In terms of taste, opinions I heard were that soy sumbala was comparable to that made with locust beans. However Margaret Shao, in a master’s thesis referencing her research in northern Ghana, found that locust bean sumbala was preferred. And further that because of this, soybeans were sometimes used as filler with locust beans in making sumbala to combine the advantages of both. Beyond that, I have not seen any studies of preferences.
Looking to the future
The Africa locust bean tree is valuable in many ways, of which the use of its seeds for making of sumbala is particularly important. Soybeans are established as a valuable crop and food in West Africa, and have added an important option to producers of sumbala in the face of increased demand for their product and decreased supply of locust beans. The two – soybeans and locust beans – are in a substitution relationship that is relatively novel. But the emergence of soybeans and decline of locust beans does not mean that the former should be expected to supplant the latter as the main ingredient of this West African condiment.

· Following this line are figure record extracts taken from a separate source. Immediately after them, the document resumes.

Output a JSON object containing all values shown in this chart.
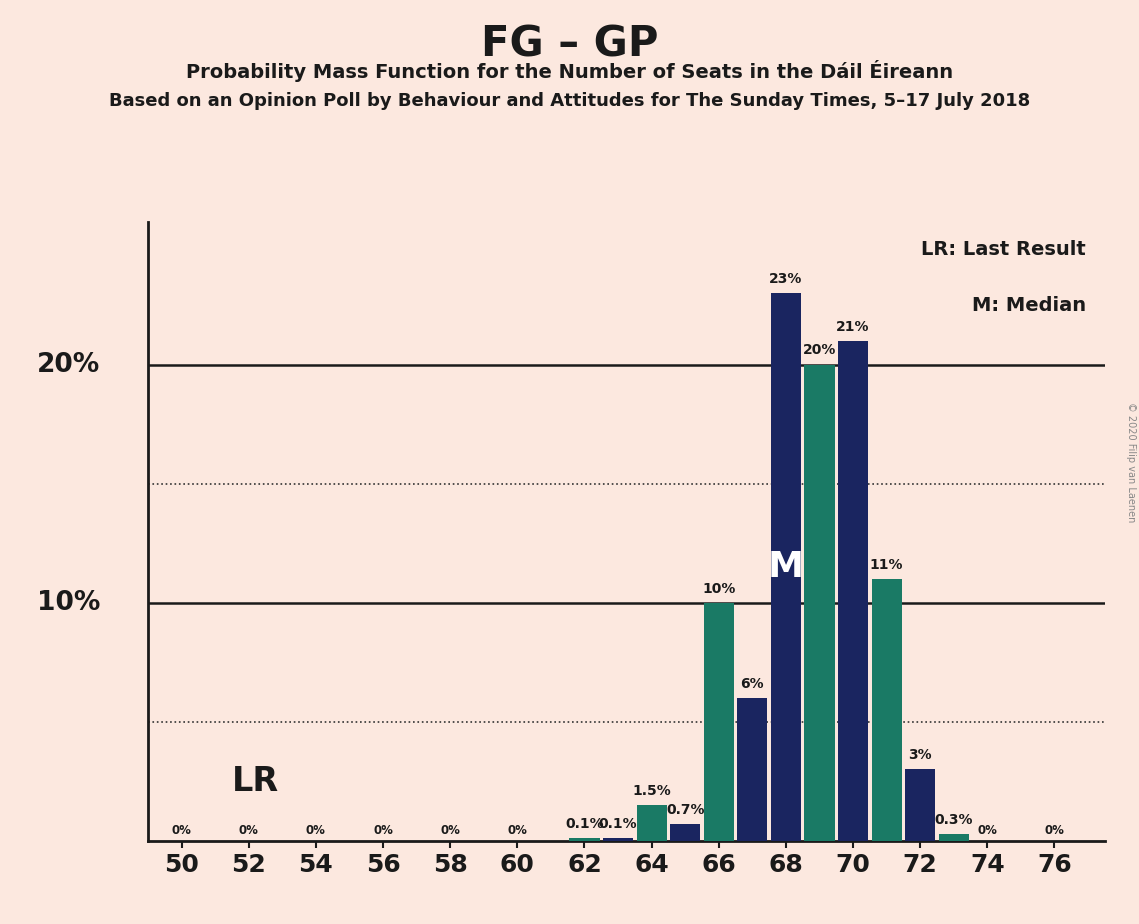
{
  "title": "FG – GP",
  "subtitle1": "Probability Mass Function for the Number of Seats in the Dáil Éireann",
  "subtitle2": "Based on an Opinion Poll by Behaviour and Attitudes for The Sunday Times, 5–17 July 2018",
  "copyright": "© 2020 Filip van Laenen",
  "background_color": "#fce8df",
  "bar_color_teal": "#1a7a65",
  "bar_color_navy": "#1a2560",
  "x_ticks": [
    50,
    52,
    54,
    56,
    58,
    60,
    62,
    64,
    66,
    68,
    70,
    72,
    74,
    76
  ],
  "seats": [
    50,
    51,
    52,
    53,
    54,
    55,
    56,
    57,
    58,
    59,
    60,
    61,
    62,
    63,
    64,
    65,
    66,
    67,
    68,
    69,
    70,
    71,
    72,
    73,
    74,
    75,
    76
  ],
  "teal_values": [
    0,
    0,
    0,
    0,
    0,
    0,
    0,
    0,
    0,
    0,
    0,
    0,
    0.1,
    0,
    1.5,
    0,
    10,
    0,
    0,
    20,
    0,
    11,
    0,
    0.3,
    0,
    0,
    0
  ],
  "navy_values": [
    0,
    0,
    0,
    0,
    0,
    0,
    0,
    0,
    0,
    0,
    0,
    0,
    0,
    0.1,
    0,
    0.7,
    0,
    6,
    23,
    0,
    21,
    0,
    3,
    0,
    0,
    0,
    0
  ],
  "teal_bar_labels": {
    "62": "0.1%",
    "64": "1.5%",
    "66": "10%",
    "69": "20%",
    "71": "11%",
    "73": "0.3%"
  },
  "navy_bar_labels": {
    "63": "0.1%",
    "65": "0.7%",
    "67": "6%",
    "68": "23%",
    "70": "21%",
    "72": "3%"
  },
  "solid_hlines": [
    10,
    20
  ],
  "dotted_hlines": [
    5,
    15
  ],
  "legend_lr": "LR: Last Result",
  "legend_m": "M: Median",
  "lr_text": "LR",
  "m_text": "M",
  "median_seat": 68,
  "ylim_top": 26,
  "ytick_labels": [
    "10%",
    "20%"
  ],
  "ytick_positions": [
    10,
    20
  ]
}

Use of soybeans to produce sumbala, by helping meet demand for the condiment, may actually help reduce pressure on supply of locust beans, thus perhaps indirectly favoring regeneration of the African locust bean tree. However, various factors make reliance on natural regeneration of the African locust bean tree unrealistic. The main hope for maintaining this tree as a component of African dry forests and sustainable source of seeds and other products will have to be its deliberate production and planting both as a tree crop in reforestation projects and as a “food tree” crop in community-level agroforestry.
In memoriam
I would like to add a brief remembrance of Prof. Sidney Mintz, one of the editors of The World of Soy, and of course a distinguished scholar whose work profoundly influenced his field of anthropology, as well as the lives of many. Prof. Mintz passed away last December after an unfortunate accident. The New York Times obituary called him the “father of food anthropology” and indeed his work on the project that resulted in The World of Soy was in this vein. According to his website, his next project was “looking at fermentation, a too little-noticed subject, when we consider that as much as one third of the food we eat is fermented.” He had a tireless intellect and genuinely inspiring approach to scholarship and to life.
My only connections with Prof. Mintz were as an undergraduate student years ago in an intro to anthropology course he taught at Johns Hopkins entitled “Human: Being and Becoming,” and of course in the soy project, including a panel presentation at the 8th Symposium on Chinese Dietary Culture in Chengdu. There are many more fitting tributes to his life and work. I can only say I was privileged to have learned from him.
* The thick seed coat may require some treatment – “scarification” – to facilitate penetration of water and germination. Manuals recommend several methods including boiling briefly, soaking in sulfuric acid, or physically nicking the seed cover (one study, for example, compares methods). For a moderate production, on the order of 100 as I recall, I used the following simple method in Djenné, Mali during the early 1980s: Soak seeds in water overnight, remove swollen seeds for planting (we produced them in plastic pots in the nursery for later outplanting), return non-swollen seeds to fresh water to soak, with option to nick the outside of the seeds with a pocket-knife to hasten the process.